There have only been small advances in the understanding of core aspects of intelligence, and little progress on the computational foundations of the multiple mysteries of the human intellect and what it can achieve.
“All of these incredible powers are still almost complete mysteries,” Horvitz said. “Despite our poor understanding, their incredible existence proves they define aspirations about the possibilities of better understanding their principles and the mechanisms underlying intelligence. It’s a very exciting time to be engaged with AI research.”
The right investment targets
Where the research is being targeted, though, could be tweaked.
Selman, one of the roadmap’s co-chairs, said he’s concerned that funding for core AI research is lagging behind investments into deep-learning and data-driven AI. The latter, Selman said, are almost too effective at what they do.
He referenced how in 1997 IBM’s Deep Blue computer defeated world champion Garry Kasparov in chess using tactics not utilized by humans. Since then, AI systems have been taught to play chess in a more human-like way. Teaching AI systems how to do tasks interactively, rather than by trial and error, could lead to AI systems that go beyond the limitations of data-driven AI. Selman observed that companies may well invest in data-driven AI for the near term. However, countries that want to advance AI should, Selman argued, take a longer view and invest in cognition-based AI.
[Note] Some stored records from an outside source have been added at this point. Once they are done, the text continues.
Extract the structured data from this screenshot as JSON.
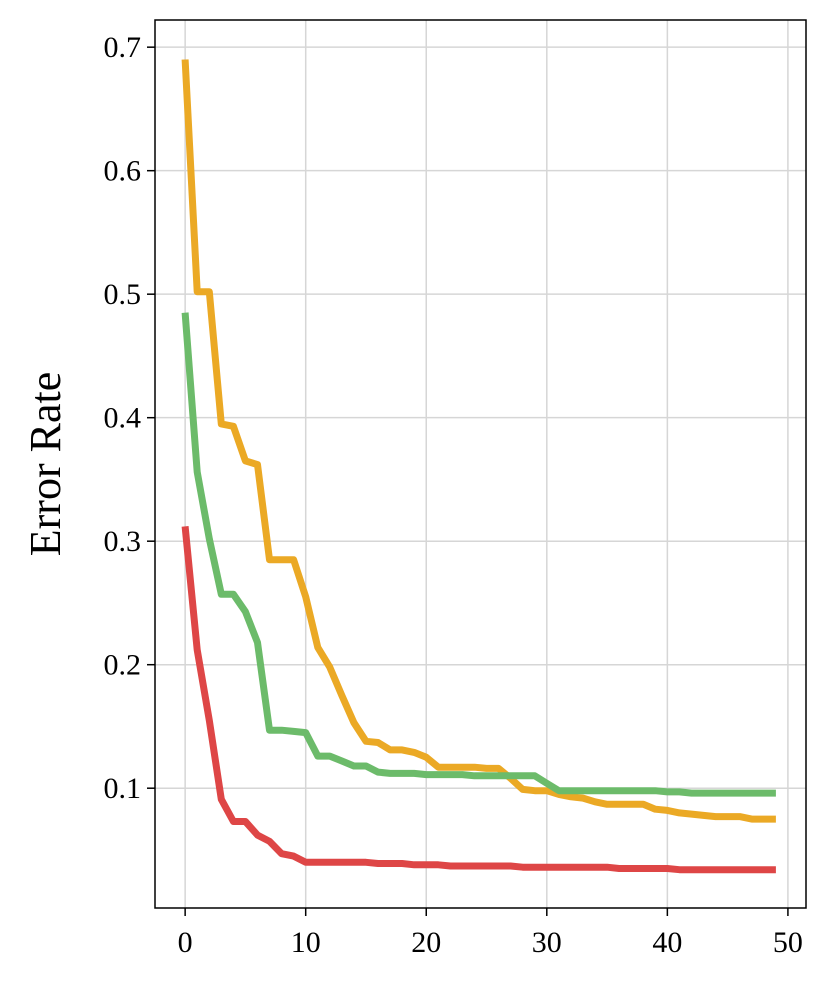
{
  "chart_data": {
    "type": "line",
    "title": "",
    "xlabel": "",
    "ylabel": "Error Rate",
    "xlim": [
      -2.5,
      51.5
    ],
    "ylim": [
      0.003,
      0.722
    ],
    "xticks": [
      0,
      10,
      20,
      30,
      40,
      50
    ],
    "yticks": [
      0.1,
      0.2,
      0.3,
      0.4,
      0.5,
      0.6,
      0.7
    ],
    "xtick_labels": [
      "0",
      "10",
      "20",
      "30",
      "40",
      "50"
    ],
    "ytick_labels": [
      "0.1",
      "0.2",
      "0.3",
      "0.4",
      "0.5",
      "0.6",
      "0.7"
    ],
    "grid": true,
    "legend": "none",
    "series": [
      {
        "color": "#eba925",
        "x": [
          0,
          1,
          2,
          3,
          4,
          5,
          6,
          7,
          8,
          9,
          10,
          11,
          12,
          13,
          14,
          15,
          16,
          17,
          18,
          19,
          20,
          21,
          22,
          23,
          24,
          25,
          26,
          27,
          28,
          29,
          30,
          31,
          32,
          33,
          34,
          35,
          36,
          37,
          38,
          39,
          40,
          41,
          42,
          43,
          44,
          45,
          46,
          47,
          48,
          49
        ],
        "values": [
          0.69,
          0.502,
          0.502,
          0.395,
          0.393,
          0.365,
          0.362,
          0.285,
          0.285,
          0.285,
          0.255,
          0.214,
          0.198,
          0.175,
          0.153,
          0.138,
          0.137,
          0.131,
          0.131,
          0.129,
          0.125,
          0.117,
          0.117,
          0.117,
          0.117,
          0.116,
          0.116,
          0.108,
          0.099,
          0.098,
          0.098,
          0.095,
          0.093,
          0.092,
          0.089,
          0.087,
          0.087,
          0.087,
          0.087,
          0.083,
          0.082,
          0.08,
          0.079,
          0.078,
          0.077,
          0.077,
          0.077,
          0.075,
          0.075,
          0.075
        ]
      },
      {
        "color": "#6cbb6a",
        "x": [
          0,
          1,
          2,
          3,
          4,
          5,
          6,
          7,
          8,
          9,
          10,
          11,
          12,
          13,
          14,
          15,
          16,
          17,
          18,
          19,
          20,
          21,
          22,
          23,
          24,
          25,
          26,
          27,
          28,
          29,
          30,
          31,
          32,
          33,
          34,
          35,
          36,
          37,
          38,
          39,
          40,
          41,
          42,
          43,
          44,
          45,
          46,
          47,
          48,
          49
        ],
        "values": [
          0.485,
          0.356,
          0.302,
          0.257,
          0.257,
          0.243,
          0.218,
          0.147,
          0.147,
          0.146,
          0.145,
          0.126,
          0.126,
          0.122,
          0.118,
          0.118,
          0.113,
          0.112,
          0.112,
          0.112,
          0.111,
          0.111,
          0.111,
          0.111,
          0.11,
          0.11,
          0.11,
          0.11,
          0.11,
          0.11,
          0.104,
          0.098,
          0.098,
          0.098,
          0.098,
          0.098,
          0.098,
          0.098,
          0.098,
          0.098,
          0.097,
          0.097,
          0.096,
          0.096,
          0.096,
          0.096,
          0.096,
          0.096,
          0.096,
          0.096
        ]
      },
      {
        "color": "#de4646",
        "x": [
          0,
          1,
          2,
          3,
          4,
          5,
          6,
          7,
          8,
          9,
          10,
          11,
          12,
          13,
          14,
          15,
          16,
          17,
          18,
          19,
          20,
          21,
          22,
          23,
          24,
          25,
          26,
          27,
          28,
          29,
          30,
          31,
          32,
          33,
          34,
          35,
          36,
          37,
          38,
          39,
          40,
          41,
          42,
          43,
          44,
          45,
          46,
          47,
          48,
          49
        ],
        "values": [
          0.312,
          0.212,
          0.155,
          0.091,
          0.073,
          0.073,
          0.062,
          0.057,
          0.047,
          0.045,
          0.04,
          0.04,
          0.04,
          0.04,
          0.04,
          0.04,
          0.039,
          0.039,
          0.039,
          0.038,
          0.038,
          0.038,
          0.037,
          0.037,
          0.037,
          0.037,
          0.037,
          0.037,
          0.036,
          0.036,
          0.036,
          0.036,
          0.036,
          0.036,
          0.036,
          0.036,
          0.035,
          0.035,
          0.035,
          0.035,
          0.035,
          0.034,
          0.034,
          0.034,
          0.034,
          0.034,
          0.034,
          0.034,
          0.034,
          0.034
        ]
      }
    ]
  }
}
“We have to convince the broader public and policymakers that this is still a real issue,” Selman said.
AI interactions
Veloso has worked to connect reasoning with perception and data and planning for decision-making and executing plans in the real world. This loop, and trying to close it, has fascinated Veloso during her career. Veloso said she cares about humans but doesn’t care about creating information just for humans to see; she wants to digitize information so AI systems can make plans and execute them accordingly.
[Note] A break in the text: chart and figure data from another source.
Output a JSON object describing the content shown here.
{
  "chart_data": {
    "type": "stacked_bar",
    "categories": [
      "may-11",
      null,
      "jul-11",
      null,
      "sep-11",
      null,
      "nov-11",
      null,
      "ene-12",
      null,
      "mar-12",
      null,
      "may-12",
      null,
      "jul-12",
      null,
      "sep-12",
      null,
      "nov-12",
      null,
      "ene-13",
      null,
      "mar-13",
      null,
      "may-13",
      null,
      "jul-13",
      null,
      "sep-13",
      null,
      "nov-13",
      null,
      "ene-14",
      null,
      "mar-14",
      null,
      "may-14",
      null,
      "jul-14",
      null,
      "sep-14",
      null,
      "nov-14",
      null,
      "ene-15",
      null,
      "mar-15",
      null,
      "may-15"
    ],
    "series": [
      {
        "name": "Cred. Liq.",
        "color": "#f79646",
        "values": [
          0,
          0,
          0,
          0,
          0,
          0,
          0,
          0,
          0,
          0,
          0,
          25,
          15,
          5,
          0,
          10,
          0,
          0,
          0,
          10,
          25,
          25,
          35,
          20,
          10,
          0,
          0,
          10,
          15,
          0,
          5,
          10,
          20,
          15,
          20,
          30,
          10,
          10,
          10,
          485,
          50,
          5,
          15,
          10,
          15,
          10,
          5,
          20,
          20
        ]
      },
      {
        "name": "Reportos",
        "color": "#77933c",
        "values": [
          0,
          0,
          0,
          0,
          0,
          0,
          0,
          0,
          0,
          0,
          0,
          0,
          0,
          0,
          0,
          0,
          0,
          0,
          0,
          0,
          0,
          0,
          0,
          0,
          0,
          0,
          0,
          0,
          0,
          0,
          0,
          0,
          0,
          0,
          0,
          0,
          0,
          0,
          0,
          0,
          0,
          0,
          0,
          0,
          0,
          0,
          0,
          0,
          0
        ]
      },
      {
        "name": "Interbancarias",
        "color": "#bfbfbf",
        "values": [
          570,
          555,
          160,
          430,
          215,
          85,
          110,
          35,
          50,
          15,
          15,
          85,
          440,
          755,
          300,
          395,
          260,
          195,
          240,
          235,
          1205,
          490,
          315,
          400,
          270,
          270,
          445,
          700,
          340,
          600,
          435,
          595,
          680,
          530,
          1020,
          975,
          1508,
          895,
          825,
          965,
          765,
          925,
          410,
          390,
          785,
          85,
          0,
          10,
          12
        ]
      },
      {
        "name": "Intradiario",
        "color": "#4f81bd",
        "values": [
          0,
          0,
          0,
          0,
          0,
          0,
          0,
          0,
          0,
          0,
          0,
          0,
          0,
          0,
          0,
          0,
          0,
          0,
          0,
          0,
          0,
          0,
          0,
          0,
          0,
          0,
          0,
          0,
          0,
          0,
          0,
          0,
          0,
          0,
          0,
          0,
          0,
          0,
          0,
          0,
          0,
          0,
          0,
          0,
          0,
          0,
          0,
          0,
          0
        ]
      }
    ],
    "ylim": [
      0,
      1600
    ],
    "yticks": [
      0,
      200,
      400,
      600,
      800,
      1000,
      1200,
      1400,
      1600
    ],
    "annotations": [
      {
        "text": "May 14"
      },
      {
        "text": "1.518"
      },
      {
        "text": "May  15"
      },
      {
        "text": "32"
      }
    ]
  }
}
AI, Veloso said, is not about a single mind, but rather dependent on how algorithms from multiple entities work together, and becomes more complicated when AI systems from one company interact with another. She also stressed the importance of AI being a system that continuously learns from past experiences.
“At any moment, AI systems have their own limitations, but can they include feedback? Can they actually become better if you interact with them?” she asked. “That’s what we should have in our hearts.”